O brutal ataque terrorista ocorrido na última
sexta-feira (22) em Moscou, capital da Rússia, que culminou no massacre de 143
pessoas, chocou o mundo.
O ataque, que
deixou também 182 pessoas feridas e mais de 90 desaparecidas até o momento,
foi perpetrado no Crocus City Hall, uma casa de shows localizada na periferia
da capital russa, e teve sua autoria reivindicada pelo Estado Islâmico do
Khorasan – ou ISIS-K, na sigla em inglês, uma ramificação nascida em 2015 do
grupo terrorista Estado Islâmico (EI) que atua, com uma força menor, no Oriente
Médio.
O EI foi combatido e praticamente derrotado por
forças internacionais em 2019, mas, ao que tudo indica, por meio de suas
células terroristas espalhadas mundialmente, como o ISIS-K, o grupo pode estar
novamente se preparando para assombrar a comunidade internacional.
Imagens do desespero das pessoas e da brutalidade
dos terroristas assassinos que perpetraram a crueldade em Moscou trouxeram
novamente à memória da população mundial o medo e a angustia que os terroristas
do EI causaram quando realizaram os terríveis massacres na Europa em 2015,
principalmente na França.
Os responsáveis pelo ataque em Moscou já estão quase todos presos pelas autoridades locais. Até o momento, 11 indivíduos com conexões com o atentado foram capturados, entre eles os atiradores.
Em uma análise feita para ao site do think tank Council on Foreign Relations (CFR), Bruce Hoffman, especialista em contraterrorismo, destacou que o ataque em Moscou serve como um “lembrete” da capacidade letal do EI e demonstra sua nova habilidade de se reorganizar e se infiltrar em países poderosos.
Hoffman afirma que o EI já realizou “mais de meia
dúzia de ataques na Rússia desde 2016” e que os terroristas há muito tempo
consideram o país de Vladimir Putin “tão inimigo do povo muçulmano quanto os
Estados Unidos”.
Na análise realizada, o especialista destacou que a presença de russos nas fileiras do ISIS-K desde 2017 pode ter contribuído para a capacidade operacional do grupo na Rússia. Esses indivíduos poderiam ter instruído novos recrutas com informações detalhadas sobre alvos vulneráveis no país. Segundo Hoffman, atualmente a ramificação terrorista do EI que assumiu a responsabilidade pelo ataque em Moscou pode ter cerca de 6 mil homens em seu braço armado.
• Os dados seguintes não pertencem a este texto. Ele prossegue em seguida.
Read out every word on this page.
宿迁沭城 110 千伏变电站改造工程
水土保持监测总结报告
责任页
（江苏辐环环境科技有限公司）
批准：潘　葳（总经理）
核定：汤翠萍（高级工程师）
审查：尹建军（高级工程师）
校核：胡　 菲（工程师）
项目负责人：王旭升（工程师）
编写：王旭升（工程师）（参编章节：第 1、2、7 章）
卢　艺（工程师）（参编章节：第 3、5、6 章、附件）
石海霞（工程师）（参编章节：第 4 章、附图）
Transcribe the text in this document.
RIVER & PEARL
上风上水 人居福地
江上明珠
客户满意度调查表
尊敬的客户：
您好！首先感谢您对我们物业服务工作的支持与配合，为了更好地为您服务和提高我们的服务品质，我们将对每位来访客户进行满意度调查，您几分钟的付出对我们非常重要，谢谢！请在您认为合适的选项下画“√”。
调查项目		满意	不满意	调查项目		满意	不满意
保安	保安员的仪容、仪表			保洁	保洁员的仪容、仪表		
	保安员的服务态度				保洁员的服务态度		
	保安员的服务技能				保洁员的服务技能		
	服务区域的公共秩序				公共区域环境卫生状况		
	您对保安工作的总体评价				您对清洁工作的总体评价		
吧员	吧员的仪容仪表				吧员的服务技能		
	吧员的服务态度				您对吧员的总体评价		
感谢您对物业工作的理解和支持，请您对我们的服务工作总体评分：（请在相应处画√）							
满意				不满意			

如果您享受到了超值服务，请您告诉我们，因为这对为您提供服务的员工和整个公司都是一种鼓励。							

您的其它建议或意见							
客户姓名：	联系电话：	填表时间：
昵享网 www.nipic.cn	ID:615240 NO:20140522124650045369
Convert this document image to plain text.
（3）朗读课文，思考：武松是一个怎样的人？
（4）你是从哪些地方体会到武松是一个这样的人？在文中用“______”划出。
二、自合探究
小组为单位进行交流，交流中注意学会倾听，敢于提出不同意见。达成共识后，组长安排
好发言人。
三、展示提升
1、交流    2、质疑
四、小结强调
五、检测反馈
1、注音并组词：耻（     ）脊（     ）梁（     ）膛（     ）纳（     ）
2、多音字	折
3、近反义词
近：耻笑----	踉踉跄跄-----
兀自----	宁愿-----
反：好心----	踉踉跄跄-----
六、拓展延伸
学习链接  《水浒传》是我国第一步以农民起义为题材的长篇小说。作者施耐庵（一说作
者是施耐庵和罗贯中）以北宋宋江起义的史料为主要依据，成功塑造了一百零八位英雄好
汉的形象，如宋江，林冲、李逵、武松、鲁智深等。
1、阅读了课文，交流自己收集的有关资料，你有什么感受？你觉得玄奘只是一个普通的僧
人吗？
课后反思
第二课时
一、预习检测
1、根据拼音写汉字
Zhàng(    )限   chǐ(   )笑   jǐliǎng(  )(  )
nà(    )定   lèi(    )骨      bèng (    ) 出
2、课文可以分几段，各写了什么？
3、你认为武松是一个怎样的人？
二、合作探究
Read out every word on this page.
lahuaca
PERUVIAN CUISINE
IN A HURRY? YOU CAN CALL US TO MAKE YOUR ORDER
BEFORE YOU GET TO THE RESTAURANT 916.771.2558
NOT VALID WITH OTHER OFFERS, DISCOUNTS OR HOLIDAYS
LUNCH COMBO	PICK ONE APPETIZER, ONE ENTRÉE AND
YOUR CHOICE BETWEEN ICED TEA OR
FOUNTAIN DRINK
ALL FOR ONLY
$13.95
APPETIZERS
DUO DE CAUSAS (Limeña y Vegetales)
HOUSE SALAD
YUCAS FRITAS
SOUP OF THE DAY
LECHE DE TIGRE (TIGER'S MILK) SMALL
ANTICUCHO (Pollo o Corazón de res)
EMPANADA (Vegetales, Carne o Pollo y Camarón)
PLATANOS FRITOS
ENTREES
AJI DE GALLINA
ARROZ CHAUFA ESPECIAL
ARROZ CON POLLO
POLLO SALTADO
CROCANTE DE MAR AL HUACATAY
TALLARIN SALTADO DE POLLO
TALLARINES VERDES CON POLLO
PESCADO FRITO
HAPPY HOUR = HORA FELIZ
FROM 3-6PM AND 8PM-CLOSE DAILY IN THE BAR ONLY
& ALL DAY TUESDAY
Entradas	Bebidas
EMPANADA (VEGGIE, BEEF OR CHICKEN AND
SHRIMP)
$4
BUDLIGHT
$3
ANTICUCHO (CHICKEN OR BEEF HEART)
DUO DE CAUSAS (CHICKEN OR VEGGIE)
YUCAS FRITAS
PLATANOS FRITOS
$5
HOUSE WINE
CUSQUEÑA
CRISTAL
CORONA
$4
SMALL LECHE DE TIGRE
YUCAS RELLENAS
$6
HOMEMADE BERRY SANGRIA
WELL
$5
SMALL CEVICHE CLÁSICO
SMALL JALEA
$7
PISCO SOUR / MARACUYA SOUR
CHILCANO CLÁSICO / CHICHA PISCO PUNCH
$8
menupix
Em entrevista à Gazeta do Povo, Ricardo
Caichiolo, professor de Relações Internacionais do Ibmec de Brasília, disse que
a Rússia continua a ser um “alvo preferencial” dos terroristas do EI.
O professor aponta que o ISIS-K, a ramificação do
grupo terrorista, “guarda um sentimento de vingança por conta da política
externa russa levada à frente nas últimas décadas”.
“Podemos destacar a invasão da antiga URSS [União
Soviética] no Afeganistão, a atuação russa na Chechênia – cuja população é
majoritariamente muçulmana – para sufocar as demandas pela independência, e o
apoio russo dado ao regime do presidente sírio, Bashar al-Assad. Convém
recordar que em setembro de 2022, o ISIS-K assumiu a responsabilidade por um
ataque a bomba em frente à embaixada da Rússia em Cabul [capital do Afeganistão],
que matou dois funcionários e outras três pessoas. Tal fato deixa claro que a Rússia,
seus nacionais e representações diplomáticas permanecerão sendo alvos
importantes para o grupo terrorista”, afirma Caichiolo.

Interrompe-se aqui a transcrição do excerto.